Ali Issa Saqr, 31 ans, emprisonné pour avoir tenté de renverser pendant les manifestations, animées par les chiites, un policier sur la voie publique, a succombé samedi à des blessures subies en tentant de résister à des agents de l'ordre pendant sa détention, a précisé le ministère.
Le corps a été transporté à l'hôpital, a ajouté directeur général de la police de Mouharraq, la deuxième plus grande île de l'archipel de Bahreïn, dans un communiqué publié sur le site internet du ministère.
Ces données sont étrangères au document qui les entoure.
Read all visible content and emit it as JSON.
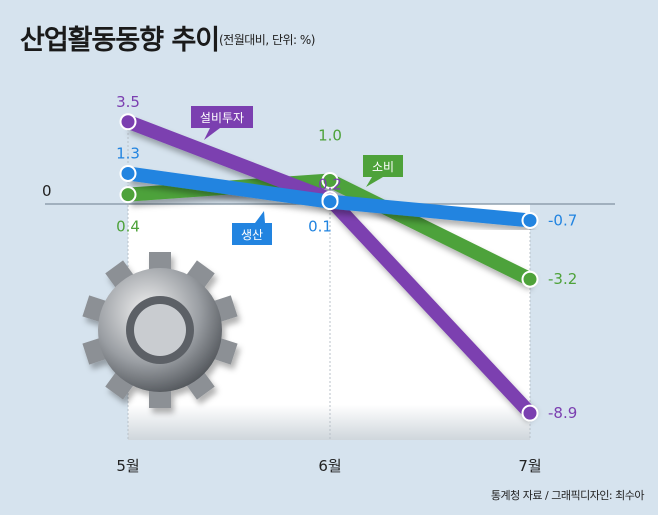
{
  "title": "산업활동동향 추이",
  "subtitle": "(전월대비, 단위: %)",
  "source": "통계청 자료 / 그래픽디자인: 최수아",
  "chart_data": {
    "type": "line",
    "title": "산업활동동향 추이",
    "subtitle": "(전월대비, 단위: %)",
    "categories": [
      "5월",
      "6월",
      "7월"
    ],
    "zero_label": "0",
    "ylim": [
      -10,
      4
    ],
    "series": [
      {
        "name": "설비투자",
        "color": "#7b3fb0",
        "values": [
          3.5,
          0.2,
          -8.9
        ],
        "labels": [
          "3.5",
          "0.2",
          "-8.9"
        ]
      },
      {
        "name": "생산",
        "color": "#2284e0",
        "values": [
          1.3,
          0.1,
          -0.7
        ],
        "labels": [
          "1.3",
          "0.1",
          "-0.7"
        ]
      },
      {
        "name": "소비",
        "color": "#4ea23a",
        "values": [
          0.4,
          1.0,
          -3.2
        ],
        "labels": [
          "0.4",
          "1.0",
          "-3.2"
        ]
      }
    ]
  }
}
D'autre part, un adjoint du sous-secrétaire d'Etat à l'intérieur a annoncé qu'un deuxième détenu, Zakaria Rached Hassan, 41 ans, avait été retrouvé mort samedi dans sa cellule.
Cette personne, arrêtée pour "troubles à l'ordre public et incitation à la haine", est morte des suites d'une maladie très commune à Bahreïn, la drépanocytose. Un autre détenu est mort de la même maladie début avril.
Par ailleurs, Front Line, une Fondation internationale pour la protection des défenseurs des droits humains, a annoncé que l'un de ses anciens membres, Abdelhadi Al-Khawaja, avait été arrêté le 9 avril par la police à Manama.
L'association a dit ignorer le lieu de détention de cet activiste qui était également président du Centre bahreïni des droits de l'Homme et les raisons de son arrestation.
Les autorités ont mis fin à la mi-mars à une contestation d'un mois menée par les chiites qui forment la majorité de la population autochtone, après l'arrivée de forces de pays voisins et partenaires de Bahreïn au sein du Conseil de coopération du Golfe.
Les violences ont fait, selon Manama, 24 morts, dont quatre policiers.
La répression du mouvement de contestation a été suivie de rafles au cours desquelles quelque 400 personnes ont été arrêtées selon l'opposition chiite.